Inside this issue
Ripples in Time, Harlech Beach
A long association with photography means that I often reach for a camera as my preferred means of expression. Having felt that many of those attempts seemed to lack something I’ve concluded that I value the experience over the creative result. Although I wonder if I use this as an excuse for my, sometimes, questionable output. Photography continues to teach me to see the world in a more fulfilling and deeper way. It is a tool of creative expression that has led to many adventures, opportunities and friendships, as well as more than a few frustrations.

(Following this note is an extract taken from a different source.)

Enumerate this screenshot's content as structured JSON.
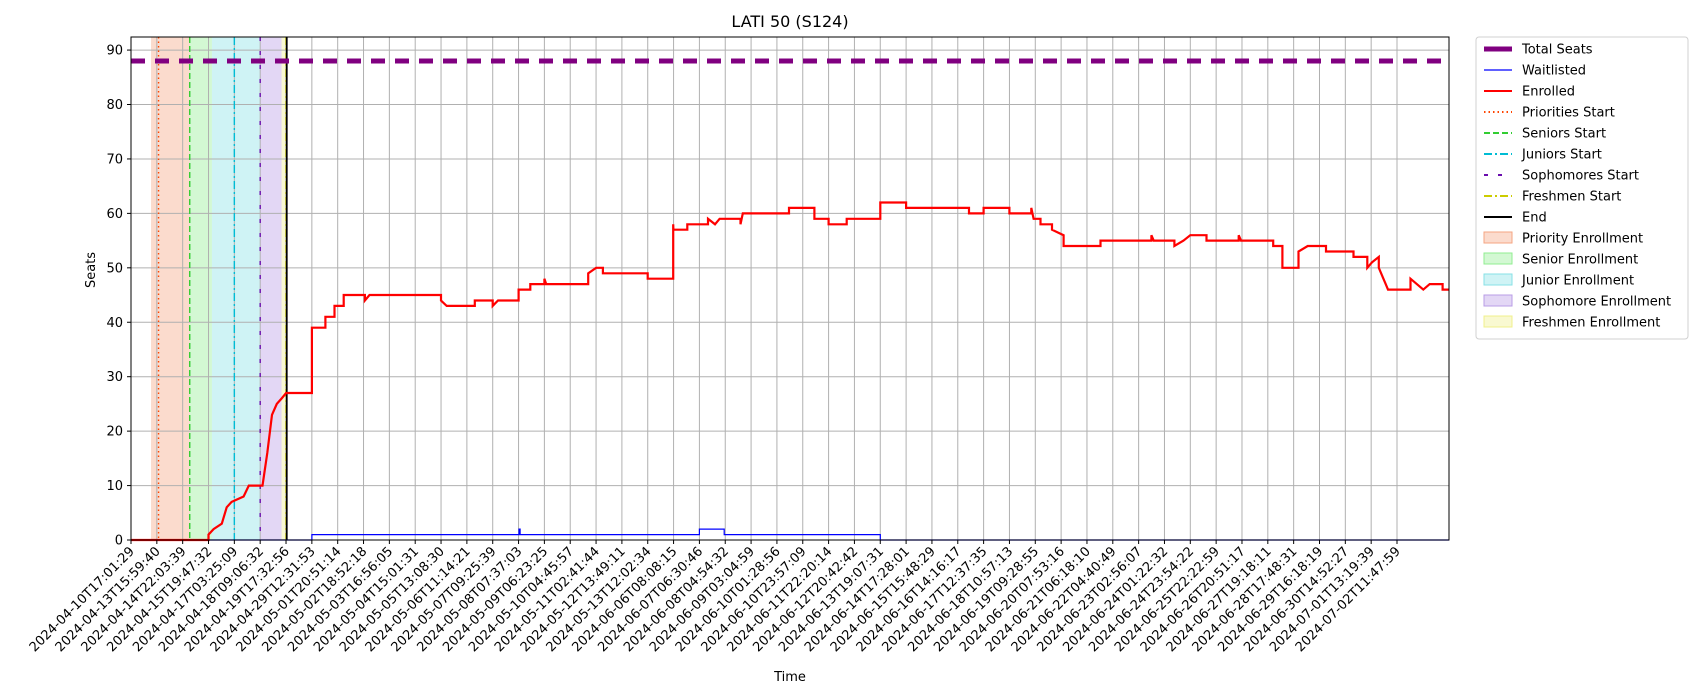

A gift from the sea is how I feel about sand ripples. Each tide leaves, in infinite varieties, a signature of wave energy. Some are a work of art in their own right, it almost feels like plagiarism passing them as my own work. It fascinates me to think that most will never be seen by human eyes, many carved and erased during the hours of darkness and on far flung remote shores. At times I’ve stood in awe of their complexity, as if all the mysteries of the universe are written in the sand, a mystical, algebraic formula, defying and redefining the laws of physics.
A favourite holiday haunt of mine is Harlech Beach in North Wales, its vast expanse of sand seems to be the perfect canvas for these water hewn artworks. For the photographer, the miles of sand means that many remain pristine between tides. Nothing is more jarring than a set of size 10 wellington boot prints amid geometric perfection. I have often found myself alone on the beach, especially during winter months and at the end and beginning of the day. This serves to enhance the immersive and contemplative nature of our craft, leading only to further wonder of the elements and the transience of this oceanic artistry. These images represent a small selection of my collection, one that grows with every visit. Close-up studies are favourites as well as these more expansive views, the memory of their making still vivid in my mind. All are portrait format, as is the way I seem to mostly see the world within the confines of a rectangle. Something that’s been questioned and discussed at length, along with some good-natured banter by photographic colleagues. It is always reciprocal.
Ultimately, for me, the experience comes before the image, the image must always be born from that experience after all. Although, as far as experiences go, time spent on a shoreline is never wasted, irrespective of the photographic outcome.